Nice : Après l’accident mortel sur la promenade des Anglais, les nouveaux aménagements cyclables sont-ils efficaces ?

Un feu tricolore, des passages piétons repeints en bleu de façon « à être plus visible de jour comme de nuit », des « bandes rugueuses » ainsi que le mot « ralentir » inscrit en majuscules sur la piste et un rappel de la limitation de vitesse : 20 km/h. Sur la portion cyclable de la promenade des Anglais à Nice, entre Gambetta et le Centenaire, l’été a permis de mettre en place « de nouvelles mesures de sécurisation », promises par la mairie après l’accident mortel d’un enfant ukrainien de 5 ans, percuté par un homme à trottinette électrique.

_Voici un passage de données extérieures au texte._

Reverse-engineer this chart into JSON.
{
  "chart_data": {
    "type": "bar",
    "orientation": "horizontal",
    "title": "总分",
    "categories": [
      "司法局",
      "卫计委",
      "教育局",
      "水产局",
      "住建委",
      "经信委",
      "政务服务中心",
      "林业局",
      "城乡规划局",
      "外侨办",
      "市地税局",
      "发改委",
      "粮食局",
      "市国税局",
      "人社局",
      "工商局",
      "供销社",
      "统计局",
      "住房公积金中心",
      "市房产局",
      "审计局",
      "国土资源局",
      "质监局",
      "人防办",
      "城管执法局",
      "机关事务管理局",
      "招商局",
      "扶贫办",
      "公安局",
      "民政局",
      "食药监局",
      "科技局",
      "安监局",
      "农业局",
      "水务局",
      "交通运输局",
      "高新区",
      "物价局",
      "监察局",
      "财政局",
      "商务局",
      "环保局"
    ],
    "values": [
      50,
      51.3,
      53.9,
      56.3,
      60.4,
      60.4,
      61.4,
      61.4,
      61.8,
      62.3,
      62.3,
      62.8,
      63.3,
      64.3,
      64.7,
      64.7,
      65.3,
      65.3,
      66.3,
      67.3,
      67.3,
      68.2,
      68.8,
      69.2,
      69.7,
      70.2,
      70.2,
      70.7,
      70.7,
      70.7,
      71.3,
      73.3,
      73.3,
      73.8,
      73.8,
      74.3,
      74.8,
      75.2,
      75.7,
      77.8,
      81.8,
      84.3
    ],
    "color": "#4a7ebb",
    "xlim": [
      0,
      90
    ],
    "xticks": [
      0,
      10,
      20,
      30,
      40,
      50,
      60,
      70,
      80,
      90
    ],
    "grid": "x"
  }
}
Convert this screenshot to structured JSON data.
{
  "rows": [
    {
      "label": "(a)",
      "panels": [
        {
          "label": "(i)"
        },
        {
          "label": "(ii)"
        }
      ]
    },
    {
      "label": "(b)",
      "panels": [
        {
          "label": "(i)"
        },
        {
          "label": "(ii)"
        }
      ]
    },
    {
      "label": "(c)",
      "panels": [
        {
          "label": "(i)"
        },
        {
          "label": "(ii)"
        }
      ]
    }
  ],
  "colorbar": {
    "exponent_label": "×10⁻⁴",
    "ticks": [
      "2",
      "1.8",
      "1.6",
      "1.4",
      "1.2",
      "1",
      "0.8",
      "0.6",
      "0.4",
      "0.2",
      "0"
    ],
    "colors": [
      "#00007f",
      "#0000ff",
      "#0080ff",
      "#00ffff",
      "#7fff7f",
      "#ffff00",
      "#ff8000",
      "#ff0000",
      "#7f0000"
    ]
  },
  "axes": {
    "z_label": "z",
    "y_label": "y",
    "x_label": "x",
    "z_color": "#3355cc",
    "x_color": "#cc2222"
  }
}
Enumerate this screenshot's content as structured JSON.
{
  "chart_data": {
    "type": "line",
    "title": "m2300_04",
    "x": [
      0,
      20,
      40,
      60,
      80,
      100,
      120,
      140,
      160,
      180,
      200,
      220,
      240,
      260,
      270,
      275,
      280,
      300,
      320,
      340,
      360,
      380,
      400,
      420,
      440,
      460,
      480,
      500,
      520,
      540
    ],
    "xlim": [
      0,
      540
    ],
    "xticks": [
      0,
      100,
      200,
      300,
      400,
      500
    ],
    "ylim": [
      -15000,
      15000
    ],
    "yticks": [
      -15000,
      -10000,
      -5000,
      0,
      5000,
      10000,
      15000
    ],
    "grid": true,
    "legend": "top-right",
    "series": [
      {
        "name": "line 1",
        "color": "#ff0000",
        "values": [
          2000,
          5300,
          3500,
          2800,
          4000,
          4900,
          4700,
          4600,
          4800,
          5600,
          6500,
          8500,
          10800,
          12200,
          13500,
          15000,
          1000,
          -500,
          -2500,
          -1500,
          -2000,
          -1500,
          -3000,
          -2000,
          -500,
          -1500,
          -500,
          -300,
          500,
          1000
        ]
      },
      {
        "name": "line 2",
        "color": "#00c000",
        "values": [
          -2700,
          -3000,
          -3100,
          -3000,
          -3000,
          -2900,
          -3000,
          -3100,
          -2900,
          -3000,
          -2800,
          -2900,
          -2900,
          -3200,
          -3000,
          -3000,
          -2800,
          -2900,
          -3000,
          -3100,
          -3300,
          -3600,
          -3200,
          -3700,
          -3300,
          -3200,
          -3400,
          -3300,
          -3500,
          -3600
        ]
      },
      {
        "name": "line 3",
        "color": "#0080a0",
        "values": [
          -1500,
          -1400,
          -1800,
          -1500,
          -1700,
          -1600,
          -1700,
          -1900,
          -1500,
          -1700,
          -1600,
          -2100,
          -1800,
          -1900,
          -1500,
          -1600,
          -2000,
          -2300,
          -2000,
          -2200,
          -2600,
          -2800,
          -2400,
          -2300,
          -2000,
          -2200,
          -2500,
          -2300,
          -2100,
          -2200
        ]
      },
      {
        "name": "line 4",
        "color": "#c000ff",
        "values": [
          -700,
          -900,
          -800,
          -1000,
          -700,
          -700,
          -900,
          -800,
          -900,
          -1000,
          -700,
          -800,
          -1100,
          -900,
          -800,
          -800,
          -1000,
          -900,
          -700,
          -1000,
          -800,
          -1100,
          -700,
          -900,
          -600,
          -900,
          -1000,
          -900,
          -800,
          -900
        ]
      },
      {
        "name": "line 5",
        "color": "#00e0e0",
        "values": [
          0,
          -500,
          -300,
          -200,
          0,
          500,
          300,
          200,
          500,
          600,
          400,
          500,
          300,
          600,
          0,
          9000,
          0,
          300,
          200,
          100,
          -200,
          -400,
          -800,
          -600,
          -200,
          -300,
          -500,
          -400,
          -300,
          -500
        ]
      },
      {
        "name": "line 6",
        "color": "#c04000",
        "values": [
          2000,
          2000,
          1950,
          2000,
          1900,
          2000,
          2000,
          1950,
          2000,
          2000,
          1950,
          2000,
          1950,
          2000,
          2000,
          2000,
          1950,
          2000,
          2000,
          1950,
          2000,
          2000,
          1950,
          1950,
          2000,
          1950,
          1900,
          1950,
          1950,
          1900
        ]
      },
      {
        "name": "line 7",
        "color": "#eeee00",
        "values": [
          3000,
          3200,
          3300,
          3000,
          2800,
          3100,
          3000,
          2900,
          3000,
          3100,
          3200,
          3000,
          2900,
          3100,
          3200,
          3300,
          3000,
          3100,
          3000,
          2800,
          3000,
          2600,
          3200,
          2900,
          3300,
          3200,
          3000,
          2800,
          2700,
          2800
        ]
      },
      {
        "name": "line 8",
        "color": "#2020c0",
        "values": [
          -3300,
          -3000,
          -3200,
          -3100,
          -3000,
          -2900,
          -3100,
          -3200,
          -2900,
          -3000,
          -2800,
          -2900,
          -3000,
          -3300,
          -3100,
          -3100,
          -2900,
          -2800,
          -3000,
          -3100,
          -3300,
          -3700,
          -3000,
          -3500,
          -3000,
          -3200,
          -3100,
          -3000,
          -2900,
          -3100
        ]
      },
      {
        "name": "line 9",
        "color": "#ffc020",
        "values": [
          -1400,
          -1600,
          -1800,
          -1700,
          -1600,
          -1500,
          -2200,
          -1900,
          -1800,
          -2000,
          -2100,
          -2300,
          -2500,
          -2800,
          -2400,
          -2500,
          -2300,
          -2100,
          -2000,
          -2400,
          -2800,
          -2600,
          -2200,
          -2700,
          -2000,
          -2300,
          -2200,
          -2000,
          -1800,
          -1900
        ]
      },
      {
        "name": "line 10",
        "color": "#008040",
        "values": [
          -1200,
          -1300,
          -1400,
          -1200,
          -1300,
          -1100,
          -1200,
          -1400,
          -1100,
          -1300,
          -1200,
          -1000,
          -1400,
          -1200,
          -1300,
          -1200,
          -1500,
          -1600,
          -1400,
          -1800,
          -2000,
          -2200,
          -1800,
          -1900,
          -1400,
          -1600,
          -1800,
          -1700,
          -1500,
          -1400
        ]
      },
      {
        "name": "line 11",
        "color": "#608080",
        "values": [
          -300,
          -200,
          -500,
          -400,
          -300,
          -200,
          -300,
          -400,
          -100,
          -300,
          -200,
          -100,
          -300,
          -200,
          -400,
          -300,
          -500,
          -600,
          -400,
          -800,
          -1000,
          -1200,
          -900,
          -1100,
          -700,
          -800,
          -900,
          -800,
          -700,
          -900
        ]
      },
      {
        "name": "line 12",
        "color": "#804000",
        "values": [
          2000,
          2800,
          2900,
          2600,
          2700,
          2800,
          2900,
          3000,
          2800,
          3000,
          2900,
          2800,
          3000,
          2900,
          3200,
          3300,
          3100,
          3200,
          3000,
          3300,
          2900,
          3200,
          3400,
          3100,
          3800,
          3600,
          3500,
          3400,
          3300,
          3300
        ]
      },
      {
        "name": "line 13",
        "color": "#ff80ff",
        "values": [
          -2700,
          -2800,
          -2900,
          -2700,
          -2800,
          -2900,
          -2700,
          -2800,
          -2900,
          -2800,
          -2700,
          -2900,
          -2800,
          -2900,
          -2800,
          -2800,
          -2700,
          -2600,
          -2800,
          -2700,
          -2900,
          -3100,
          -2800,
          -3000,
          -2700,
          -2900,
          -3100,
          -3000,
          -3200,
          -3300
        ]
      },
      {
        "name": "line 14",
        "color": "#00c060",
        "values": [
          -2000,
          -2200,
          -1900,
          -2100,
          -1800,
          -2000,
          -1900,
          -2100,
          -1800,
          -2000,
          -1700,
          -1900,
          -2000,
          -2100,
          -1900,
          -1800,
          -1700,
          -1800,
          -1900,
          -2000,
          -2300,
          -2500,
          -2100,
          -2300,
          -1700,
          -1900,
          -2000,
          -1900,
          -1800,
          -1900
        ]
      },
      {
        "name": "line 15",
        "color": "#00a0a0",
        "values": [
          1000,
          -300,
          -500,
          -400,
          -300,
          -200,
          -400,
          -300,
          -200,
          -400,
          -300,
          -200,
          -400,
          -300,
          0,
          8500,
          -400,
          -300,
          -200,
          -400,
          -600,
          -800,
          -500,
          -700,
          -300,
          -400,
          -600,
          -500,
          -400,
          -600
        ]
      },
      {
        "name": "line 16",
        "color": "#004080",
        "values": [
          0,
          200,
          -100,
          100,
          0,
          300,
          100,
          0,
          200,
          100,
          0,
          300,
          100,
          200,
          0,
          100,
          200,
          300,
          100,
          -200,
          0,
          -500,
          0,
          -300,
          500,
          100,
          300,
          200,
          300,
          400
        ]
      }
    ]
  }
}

Malgré ces réaménagements, c’est « toujours la jungle » sur cette piste cyclable comme le constate Alan, un passant de 52 ans. En voyant défiler les usagers à vélo, en trottinette ou toutes sortes d’engins électriques, il secoue la tête : « Ça ne les fait pas ralentir. Les gens filent, ils ne font pas du tout attention. » Il se situe alors juste derrière un kiosque à journaux, prêt à traverser sans que personne ne s’arrête. « Je fais d’autant plus attention puisqu’il y a un an, un cycliste m’a renversé alors que je m’étais arrêté boire l’eau de la fontaine face au Negresco. J’ai eu le fémur cassé. » Selon lui, il faudrait encore davantage de ralentisseurs.

« Le problème, ce sont les piétons »

Ben Salem, 22 ans, et Karim, 20 ans, sont tous les deux usagers de trottinette. « Comme j’ai perdu mon permis, c’est vraiment devenu mon seul moyen de déplacement », explique le premier. Il avoue ne pas « toujours s’arrêter » au stop et aux feux, mais « faire toujours attention ». « Je ralentis toujours au niveau des intersections, j’ai toujours la main sur le frein », assure-t-il. Son ami ajoute : « Même avant l’accident et les aménagements, on faisait attention. Le problème, ce sont les piétons. Il y en a trop qui ne regardent absolument pas et même en étant limité, ça va très vite s’il y a un choc. Les aménagements ne pourront pas empêcher ça. »

Plusieurs panneaux rappellent aux piétons la présence de la piste cyclable et de ses usagers
Plusieurs panneaux rappellent aux piétons la présence de la piste cyclable et de ses usagers – E. Martin / ANP / 20 Minutes

Au loin, sous les pergolas, des bruits de sonnettes se répètent rapidement. Une technique pour alerter de sa venue pour des cyclistes. D’ici mi-septembre, un de ces passages piétons sera d’ailleurs complètement supprimé, ainsi que ceux menant de l’autre côté de la chaussée, jugé « trop dangereux », selon les études de la mairie.

Nathalie, 51 ans, passe pratiquement « tous les jours sur ce chemin » depuis trois ans. Des histoires sur le comportement des usagers de cette voie, elle en a. « J’ai quand même l’impression que les cyclistes s’arrêtent davantage depuis les nouvelles signalétiques, analyse-t-elle. Mais il y a toujours ces personnes qui veulent aller vite, ne jamais ralentir pour faire leur performance. » D’après elle, « ils devraient aller sur la route car ils n’ont pas leur place au milieu des autres usagers qui respectent ».

« Respecter les règles »

Pour Gaël Nofri, adjoint à la circulation à la mairie de Nice, le problème majeur ne vient pas des aménagements mais vient « du respect des règles ». « A chaque fois qu’on construit un espace cyclable, on le fait le plus sécurisé possible. En fonction des années et du nombre de personnes qui l’empruntent, les projets évoluent. C’est ainsi qu’entre la trame verte 1 et 2, il y a une grande différence. On a maintenant sur l’axe Liberté, Dante et Buffa, une voie bidirectionnelle, isolée. Mais on aura beau faire les meilleurs aménagements possibles, ce ne pourra être efficace que si chaque usager de la voie publique respecte les règles. Il faut que chacun puisse trouver sa place et prendre en compte les autres comportements ».

Il complète : « Il est également nécessaire que la législation évolue pour qu’on puisse considérer ces nouveaux modes de déplacements comme tels. Avec le développement de la pratique, la réglementation doit suivre. » Il pense alors à immatriculer les trottinettes électriques ou à pouvoir saisir les engins lorsqu’ils sont débridés. La semaine dernière, Dominique Estrosi-Sassone, sénatrice LR des Alpes-Maritimes, a déposé avec d’autres parlementaires, une proposition de loi auprès de la chambre haute du Parlement pour rendre obligatoire l’immatriculation de ces véhicules motorisés et ainsi faciliter l’identification des conducteurs en cas de problèmes.